When I look back at entries from several years ago — like this one about the name of this blog, or this one about QVC handbags — it’s hard for me not to want to fix stuff. I feel like I hand over pretty clean copy here on the ol’ PG, but there was a time when I thought I should go back to the very, very beginning entries and revise/edit everything, but then I realized that I wanted to at least try and have a Normal Person Life.
It’s funny, though, because these days I actually feel happy to see how far I’ve come as a copy editor.
Because while it’s important to me that my style and syntax have improved (I think they have!) and while I hope my sentiments and how I express them have matured (have they?), clearly seeing that I’m picking up AP style skills is great news. All the sentiment in the world won’t connect with anyone if the writer doesn’t pay attention to the readability and consistency of her copy. And good copy editing is crucial to the writer as she tries to say what she wants to say. It’s all in the commas, man.
It’s funny, but it’s not my writing classes that get the credit for this improvement: It’s due to being an editor at the school newspaper, of course. When I was editor of Quilty magazine we had lots of eyeballs on all the text, obviously, and we were greatly aggrieved when we found a typo after the issue was printed. But rigorous, Associated Press-style copy editing isn’t the focus at most craft publishing houses, so if I were to go back through all those issues, I’d probably catch stuff.
Though I am well aware there are typos from time to time in PaperGirl, I’m confident that my hyphens, capitalizations, quotations, numbers, titles, etc., is as good as I can get it without the help of an outside editor. And I keep learning.
Just for fun, below are a few examples of sentences I wrote in an entry in 2013 — and how I would edit those sentences, now. If you are into this kind of thing, you will be really into this. If you’re not, you will be like, “Mary, you are sweet but never give us copy editing examples ever again. Maybe consider describing paint drying.”
I know.
But for my fellow Word Nerds, enjoy. Just remember that I would surely make deeper edits on these sentences if I were working up a serious draft, but for now, the eagle-eyes out there will see the changes and it might make you smile.
All this stuff matters, it really does.
THEN: I bought $50.04 worth of hunter orange today to protect my kith and kin.

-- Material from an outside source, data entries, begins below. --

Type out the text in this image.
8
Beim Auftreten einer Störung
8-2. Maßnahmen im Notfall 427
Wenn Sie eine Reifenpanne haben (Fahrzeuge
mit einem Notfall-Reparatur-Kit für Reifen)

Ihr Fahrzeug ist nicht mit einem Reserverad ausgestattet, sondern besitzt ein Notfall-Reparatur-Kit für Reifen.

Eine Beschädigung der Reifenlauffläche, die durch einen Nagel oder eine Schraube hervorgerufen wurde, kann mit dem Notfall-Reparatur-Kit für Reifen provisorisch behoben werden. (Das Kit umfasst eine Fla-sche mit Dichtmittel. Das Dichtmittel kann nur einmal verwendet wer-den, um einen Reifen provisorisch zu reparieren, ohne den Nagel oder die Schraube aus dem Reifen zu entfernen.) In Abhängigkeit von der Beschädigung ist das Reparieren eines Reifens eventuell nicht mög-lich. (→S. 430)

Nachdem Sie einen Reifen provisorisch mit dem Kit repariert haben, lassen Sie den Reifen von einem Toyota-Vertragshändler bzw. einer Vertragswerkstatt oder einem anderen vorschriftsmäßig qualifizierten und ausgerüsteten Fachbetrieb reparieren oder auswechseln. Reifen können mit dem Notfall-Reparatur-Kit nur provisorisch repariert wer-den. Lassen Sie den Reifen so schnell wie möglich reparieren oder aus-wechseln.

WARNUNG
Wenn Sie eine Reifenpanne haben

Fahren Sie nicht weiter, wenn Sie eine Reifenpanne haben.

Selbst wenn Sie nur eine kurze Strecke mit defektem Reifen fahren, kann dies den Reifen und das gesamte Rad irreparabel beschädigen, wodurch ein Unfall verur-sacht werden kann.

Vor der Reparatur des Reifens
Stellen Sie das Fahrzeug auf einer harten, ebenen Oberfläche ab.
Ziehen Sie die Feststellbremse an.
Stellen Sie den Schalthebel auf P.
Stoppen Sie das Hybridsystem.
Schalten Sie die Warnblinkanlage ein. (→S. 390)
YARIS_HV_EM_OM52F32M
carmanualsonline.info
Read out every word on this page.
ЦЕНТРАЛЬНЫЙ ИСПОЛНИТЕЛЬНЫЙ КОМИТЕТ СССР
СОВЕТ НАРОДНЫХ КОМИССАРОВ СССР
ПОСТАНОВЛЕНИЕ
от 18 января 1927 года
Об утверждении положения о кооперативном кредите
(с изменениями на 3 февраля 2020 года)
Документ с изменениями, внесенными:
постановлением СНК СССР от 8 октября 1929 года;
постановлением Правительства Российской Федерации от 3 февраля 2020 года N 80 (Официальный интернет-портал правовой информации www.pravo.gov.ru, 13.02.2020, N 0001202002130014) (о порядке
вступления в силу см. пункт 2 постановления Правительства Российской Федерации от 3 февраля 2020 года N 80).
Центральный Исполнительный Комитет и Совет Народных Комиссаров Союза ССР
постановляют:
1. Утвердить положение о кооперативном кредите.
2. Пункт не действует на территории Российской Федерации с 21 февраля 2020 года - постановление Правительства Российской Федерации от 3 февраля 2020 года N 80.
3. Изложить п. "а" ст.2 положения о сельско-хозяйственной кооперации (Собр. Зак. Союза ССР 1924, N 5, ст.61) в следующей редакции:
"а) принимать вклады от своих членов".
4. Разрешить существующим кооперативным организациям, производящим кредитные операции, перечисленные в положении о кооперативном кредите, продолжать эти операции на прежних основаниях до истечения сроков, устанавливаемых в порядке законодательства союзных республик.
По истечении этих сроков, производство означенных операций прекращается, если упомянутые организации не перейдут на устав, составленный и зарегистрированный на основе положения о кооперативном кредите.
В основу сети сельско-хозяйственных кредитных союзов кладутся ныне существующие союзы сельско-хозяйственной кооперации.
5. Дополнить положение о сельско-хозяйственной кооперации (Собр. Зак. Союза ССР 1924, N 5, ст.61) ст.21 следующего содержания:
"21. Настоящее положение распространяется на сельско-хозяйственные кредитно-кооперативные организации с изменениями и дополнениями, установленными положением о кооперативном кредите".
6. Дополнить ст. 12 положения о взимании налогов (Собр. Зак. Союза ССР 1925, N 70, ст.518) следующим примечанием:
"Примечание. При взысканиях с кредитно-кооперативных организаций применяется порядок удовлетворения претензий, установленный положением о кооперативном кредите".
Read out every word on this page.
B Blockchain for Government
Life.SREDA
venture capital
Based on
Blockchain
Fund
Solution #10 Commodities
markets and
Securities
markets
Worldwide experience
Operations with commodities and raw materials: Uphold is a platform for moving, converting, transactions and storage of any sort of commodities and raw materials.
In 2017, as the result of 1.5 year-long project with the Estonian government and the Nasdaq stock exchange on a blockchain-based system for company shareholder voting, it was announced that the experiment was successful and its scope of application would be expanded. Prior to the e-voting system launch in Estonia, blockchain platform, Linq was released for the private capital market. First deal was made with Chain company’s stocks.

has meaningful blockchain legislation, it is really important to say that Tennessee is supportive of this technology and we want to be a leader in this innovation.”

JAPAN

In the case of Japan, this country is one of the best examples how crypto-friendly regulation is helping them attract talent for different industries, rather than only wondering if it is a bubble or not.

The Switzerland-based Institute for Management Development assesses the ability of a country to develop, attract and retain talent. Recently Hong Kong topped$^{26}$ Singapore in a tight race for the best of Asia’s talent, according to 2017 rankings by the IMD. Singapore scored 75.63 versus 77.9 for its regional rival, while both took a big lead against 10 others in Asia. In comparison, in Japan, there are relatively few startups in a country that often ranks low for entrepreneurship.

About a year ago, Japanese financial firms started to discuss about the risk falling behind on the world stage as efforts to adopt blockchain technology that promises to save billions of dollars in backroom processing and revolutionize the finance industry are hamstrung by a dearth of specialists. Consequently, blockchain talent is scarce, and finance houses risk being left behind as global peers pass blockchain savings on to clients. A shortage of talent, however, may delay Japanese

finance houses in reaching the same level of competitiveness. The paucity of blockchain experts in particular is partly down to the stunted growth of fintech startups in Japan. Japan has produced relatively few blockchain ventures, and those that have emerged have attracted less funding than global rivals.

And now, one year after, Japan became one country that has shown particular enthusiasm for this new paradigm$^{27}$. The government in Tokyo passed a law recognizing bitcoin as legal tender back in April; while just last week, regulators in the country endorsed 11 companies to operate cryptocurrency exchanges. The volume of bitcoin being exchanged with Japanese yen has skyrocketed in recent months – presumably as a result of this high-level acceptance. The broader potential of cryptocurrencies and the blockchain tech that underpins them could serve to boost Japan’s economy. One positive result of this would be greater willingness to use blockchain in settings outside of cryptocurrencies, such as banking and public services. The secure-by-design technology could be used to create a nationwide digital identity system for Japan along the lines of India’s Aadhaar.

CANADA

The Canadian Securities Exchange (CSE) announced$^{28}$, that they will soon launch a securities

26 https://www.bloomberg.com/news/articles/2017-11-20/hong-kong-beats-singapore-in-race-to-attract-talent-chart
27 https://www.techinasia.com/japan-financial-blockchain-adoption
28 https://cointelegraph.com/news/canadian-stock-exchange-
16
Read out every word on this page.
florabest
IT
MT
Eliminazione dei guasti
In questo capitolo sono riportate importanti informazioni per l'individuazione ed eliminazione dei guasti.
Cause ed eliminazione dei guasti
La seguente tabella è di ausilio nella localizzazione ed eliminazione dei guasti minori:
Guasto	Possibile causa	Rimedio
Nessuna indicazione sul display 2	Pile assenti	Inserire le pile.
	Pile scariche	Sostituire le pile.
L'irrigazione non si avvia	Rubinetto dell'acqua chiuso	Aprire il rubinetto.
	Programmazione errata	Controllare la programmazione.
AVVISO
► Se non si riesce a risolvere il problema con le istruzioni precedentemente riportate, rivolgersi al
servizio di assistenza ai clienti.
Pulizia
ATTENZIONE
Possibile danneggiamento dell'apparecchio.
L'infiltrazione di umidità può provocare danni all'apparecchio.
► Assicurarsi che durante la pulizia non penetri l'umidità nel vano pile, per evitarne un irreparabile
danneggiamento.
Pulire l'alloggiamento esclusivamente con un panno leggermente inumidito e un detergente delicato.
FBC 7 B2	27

NOW: Today, I bought 50 dollars worth of “hunter” or “blaze” orange to protect my kith and kin.
THEN: [The] past few days have been ever-so-slightly tense — and it ain’t because we’ve been playing 6 hours of Yahtzee every day.
NOW: [The] past few days have been ever-so-slightly tense — and it ain’t because we’ve been playing six hours of Yahtzee every day.
THEN: She was beautiful; pleasantly plump, with the creamy skin one can only achieve by being fed cheese curds from infancy.
NOW: She was beautiful. Pleasantly plump with the kind of creamy skin one can only achieve by being fed cheese curds from infancy.